Смотрю в зеркальце, в свои зеленые глаза. Расчесываю пятерней мокрые волосы. Все так обыденно, естественно и спокойно. Как будто ничего не произошло. Хочется, чтоб так оно на самом деле и было. Вот только вряд ли с человеком, пропавшим на три дня и не помнящим этого, ничего не произошло.
Когда выхожу из ванной, мама зовет ужинать. На столе исходит паром суп. Чай пахнет ромашкой и яблоком. За окном льет дождь, тысячи мелких капель стучат по стеклам. Погода такая со вчерашнего дня. Я слышала, кто-то говорил, будто она испортилась сразу после нашего возвращения.
Мама гладит меня по руке, когда беру вилку.
– Почему ты не задаешь вопросов? – спрашиваю.
– Каких вопросов?
– Где я была, что делала. Ты правда веришь, что я ничего не помню? Я бы не поверила.
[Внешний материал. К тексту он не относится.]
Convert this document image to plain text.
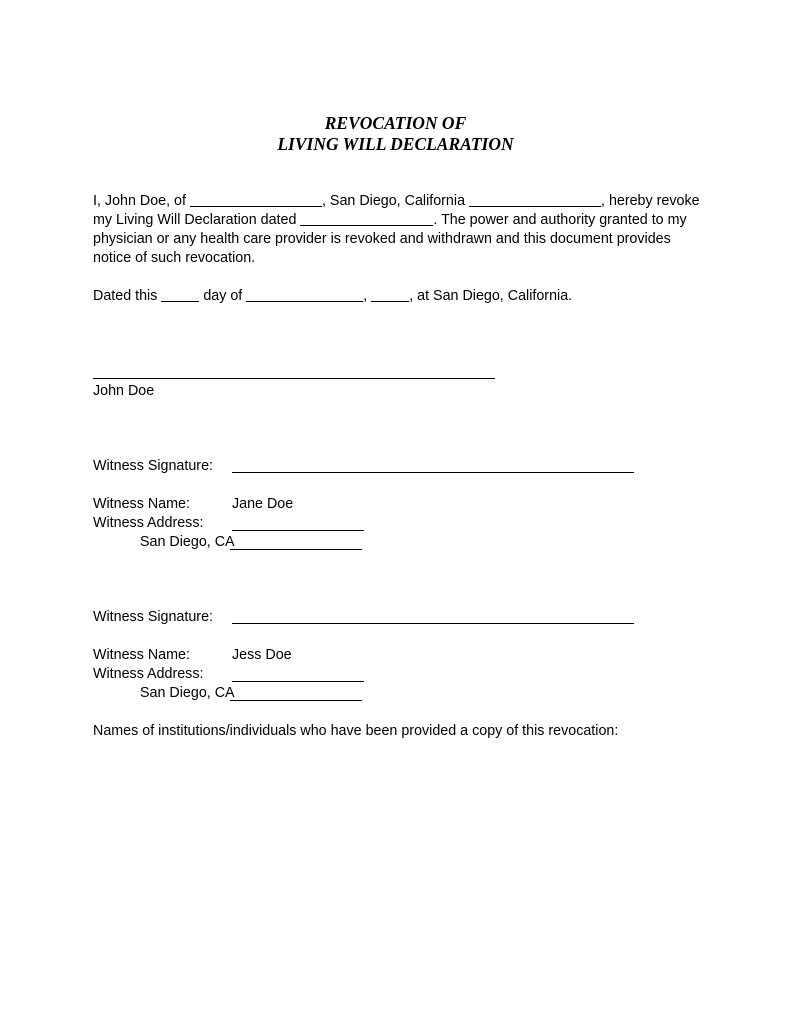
REVOCATION OF
LIVING WILL DECLARATION
I, John Doe, of	, San Diego, California	, hereby revoke
my Living Will Declaration dated	. The power and authority granted to my
physician or any health care provider is revoked and withdrawn and this document provides
notice of such revocation.
Dated this	day of	,	, at San Diego, California.
John Doe
Witness Signature:
Witness Name:	Jane Doe
Witness Address:
San Diego, CA
Witness Signature:
Witness Name:	Jess Doe
Witness Address:
San Diego, CA
Names of institutions/individuals who have been provided a copy of this revocation:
– Конечно, я верю. Ты моя дочь, ты не станешь меня обманывать.
– Все дети обманывают родителей.
Она мягко улыбается. Руки у нее теплые и гладкие.
– Дети обманывают родителей, если те где-то ошиблись в воспитании. А я уверена, что все делаю правильно.
– Тут не поспоришь.
– Главное, что ты жива и здорова. Я столько жути навыдумывала, пока тебя не было. Неважно, где ты пропадала, с тобой ведь ничего не случилось.
Деревья за окном качаются на ветру, где-то далеко слышно раскат грома.
– Я не уверена, что не случилось.
– Почему? – удивляется мама.
– Я выпала из реальности на целых три дня, как вы говорите. Как вы все говорите. Никто не знает, что со мной происходило.
– Вы же вернулись целыми и невредимыми, зачем заморачиваться?
Вспоминаю предположение Макса про эксперименты:
– Может, в меня какой-нибудь механизм вживили. Может, вообще ребенка. Эти инопланетяне или сумасшедшие ученые. А может, меня подменили. Настоящую меня убили, а вместо меня подсунули тебе кого-то другого, наделив моими воспоминаниями. И однажды как коротнет в голове, и я возьму да поубиваю всех.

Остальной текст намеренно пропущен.